Sam Mason

Profile
- Position: Fullback

Personal information
- Born: July 21, 1899 Hampton, Virginia, U.S.
- Died: March 7, 1971 (aged 71) Richmond, Virginia, U.S.
- Listed height: 5 ft 8 in (1.73 m)
- Listed weight: 175 lb (79 kg)

Career information
- High school: Episcopal (Alexandria, Virginia)
- College: VMI

Career history
- Minneapolis Marines (1922); Milwaukee Badgers (1925);

= Sam Mason (American football) =

American football player (1899–1971)

Samuel Anthony Mason II (July 21, 1899 – March 7, 1971) was an American football player and construction executive.

==Early life==
Mason was born in 1899 in Hampton, Virginia. He was born into a family that had been in the construction business since the 1820 and which was led by Silas B. Mason. He attended Episcopal High School in Alexandria, Virginia.

==Football career==
Mason attended the Virginia Military Institute (VMI). He played at the end position for VMI from 1917 to 1920 and was chosen for the All South-Atlantic team. He was a member of the undefeated 1920 VMI Keydets football team that compiled a 9–0 record and became known as the "Flying Squadron". One writer at the time noted: "Mason is one of those men who accomplish difficult things with apparent ease. The very ease with which he stopped plays caused him to be overlooked by some of the so-called experts."

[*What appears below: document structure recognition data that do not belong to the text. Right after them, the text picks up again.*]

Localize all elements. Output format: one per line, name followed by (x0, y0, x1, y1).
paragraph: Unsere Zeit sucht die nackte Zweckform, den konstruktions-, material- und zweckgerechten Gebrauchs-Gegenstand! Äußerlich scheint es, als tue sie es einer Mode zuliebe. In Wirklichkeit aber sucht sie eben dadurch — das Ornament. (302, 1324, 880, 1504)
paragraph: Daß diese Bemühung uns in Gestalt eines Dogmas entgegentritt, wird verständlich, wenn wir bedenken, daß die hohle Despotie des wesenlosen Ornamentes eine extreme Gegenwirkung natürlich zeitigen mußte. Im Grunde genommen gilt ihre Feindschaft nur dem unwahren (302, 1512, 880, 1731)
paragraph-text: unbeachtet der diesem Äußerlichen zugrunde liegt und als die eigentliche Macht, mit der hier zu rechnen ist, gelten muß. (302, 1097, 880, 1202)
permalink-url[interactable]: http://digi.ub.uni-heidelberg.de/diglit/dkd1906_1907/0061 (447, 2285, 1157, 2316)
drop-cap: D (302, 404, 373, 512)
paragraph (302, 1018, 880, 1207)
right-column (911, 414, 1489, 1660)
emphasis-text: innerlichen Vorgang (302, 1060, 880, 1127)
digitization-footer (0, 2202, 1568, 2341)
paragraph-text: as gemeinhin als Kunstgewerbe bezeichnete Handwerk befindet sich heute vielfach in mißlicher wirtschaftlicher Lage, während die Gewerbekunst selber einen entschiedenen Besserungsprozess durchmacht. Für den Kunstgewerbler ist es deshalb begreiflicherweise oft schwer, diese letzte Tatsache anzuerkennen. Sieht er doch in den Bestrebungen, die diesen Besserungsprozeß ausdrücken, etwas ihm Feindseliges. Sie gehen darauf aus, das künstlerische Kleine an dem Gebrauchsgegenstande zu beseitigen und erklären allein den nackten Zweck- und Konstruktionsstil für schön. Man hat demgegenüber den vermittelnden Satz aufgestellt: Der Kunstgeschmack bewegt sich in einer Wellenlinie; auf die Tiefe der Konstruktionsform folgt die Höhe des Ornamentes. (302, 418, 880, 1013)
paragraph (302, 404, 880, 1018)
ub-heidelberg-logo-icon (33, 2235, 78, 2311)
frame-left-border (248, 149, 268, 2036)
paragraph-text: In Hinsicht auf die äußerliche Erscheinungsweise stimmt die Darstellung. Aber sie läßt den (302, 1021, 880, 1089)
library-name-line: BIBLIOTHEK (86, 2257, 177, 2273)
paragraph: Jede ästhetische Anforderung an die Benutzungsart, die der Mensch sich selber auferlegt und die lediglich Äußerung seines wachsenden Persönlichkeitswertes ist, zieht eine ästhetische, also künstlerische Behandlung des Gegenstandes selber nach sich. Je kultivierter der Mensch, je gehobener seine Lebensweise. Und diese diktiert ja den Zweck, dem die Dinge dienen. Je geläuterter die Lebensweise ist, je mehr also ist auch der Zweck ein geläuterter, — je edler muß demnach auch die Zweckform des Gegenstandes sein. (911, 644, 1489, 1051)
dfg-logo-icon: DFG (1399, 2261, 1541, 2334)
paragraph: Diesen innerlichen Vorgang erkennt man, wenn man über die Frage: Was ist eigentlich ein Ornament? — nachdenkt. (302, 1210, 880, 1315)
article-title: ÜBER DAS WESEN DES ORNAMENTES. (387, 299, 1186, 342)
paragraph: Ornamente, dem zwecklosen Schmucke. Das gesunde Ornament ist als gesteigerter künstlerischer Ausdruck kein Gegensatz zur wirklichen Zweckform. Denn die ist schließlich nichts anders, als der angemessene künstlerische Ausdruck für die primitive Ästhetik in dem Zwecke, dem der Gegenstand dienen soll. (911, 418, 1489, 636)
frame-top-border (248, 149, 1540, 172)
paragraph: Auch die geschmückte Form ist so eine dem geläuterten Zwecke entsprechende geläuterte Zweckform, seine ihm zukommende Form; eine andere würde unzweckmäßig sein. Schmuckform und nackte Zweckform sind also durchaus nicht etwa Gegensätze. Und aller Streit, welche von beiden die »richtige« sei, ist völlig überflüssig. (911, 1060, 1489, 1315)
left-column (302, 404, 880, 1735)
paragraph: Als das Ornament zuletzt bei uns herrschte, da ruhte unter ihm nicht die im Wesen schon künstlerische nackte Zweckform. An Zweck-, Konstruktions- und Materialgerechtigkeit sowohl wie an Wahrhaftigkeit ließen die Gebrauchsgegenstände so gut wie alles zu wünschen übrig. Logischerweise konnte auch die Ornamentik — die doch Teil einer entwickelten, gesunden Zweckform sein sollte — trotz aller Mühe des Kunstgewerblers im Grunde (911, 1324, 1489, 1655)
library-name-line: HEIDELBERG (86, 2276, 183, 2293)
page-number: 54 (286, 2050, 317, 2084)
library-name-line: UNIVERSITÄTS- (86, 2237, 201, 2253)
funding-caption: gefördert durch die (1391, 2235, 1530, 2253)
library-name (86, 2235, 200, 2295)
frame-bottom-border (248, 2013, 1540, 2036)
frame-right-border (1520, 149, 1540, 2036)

According to Pro Football Reference, Mason also played professional football for the Minneapolis Marines in 1922 and for the Milwaukee Badgers in 1925. Another source, "Pro Football Archives", belies the contention that Mason played for the Badgers, instead crediting Orin Mason as the "Mason" who played for the 1925 Badgers.

==Later life==
After graduating from VMI, Mason undertook graduate studies at Princeton University. He then worked for the New York architectural and engineering firm of Mason and Hanger. He remained with the company from 1921 to 1943 and was involved in construction projects including the Merrimac powder plant.

Mason became president of the Silas Mason Co. in 1943. The company was a contractor on major construction projects, including the Grand Coulee Dam, the Pennsylvania Turnpike, the Lincoln Tunnel and the Radford Arsenal.

In later years, Mason returned to Virginia where he bred horses. He died in 1971 in Richmond, Virginia. In 1972, he was posthumously inducted into the VMI Hall of Fame as one of its charter members. He was also named as one of two ends on the all-time VMI football team.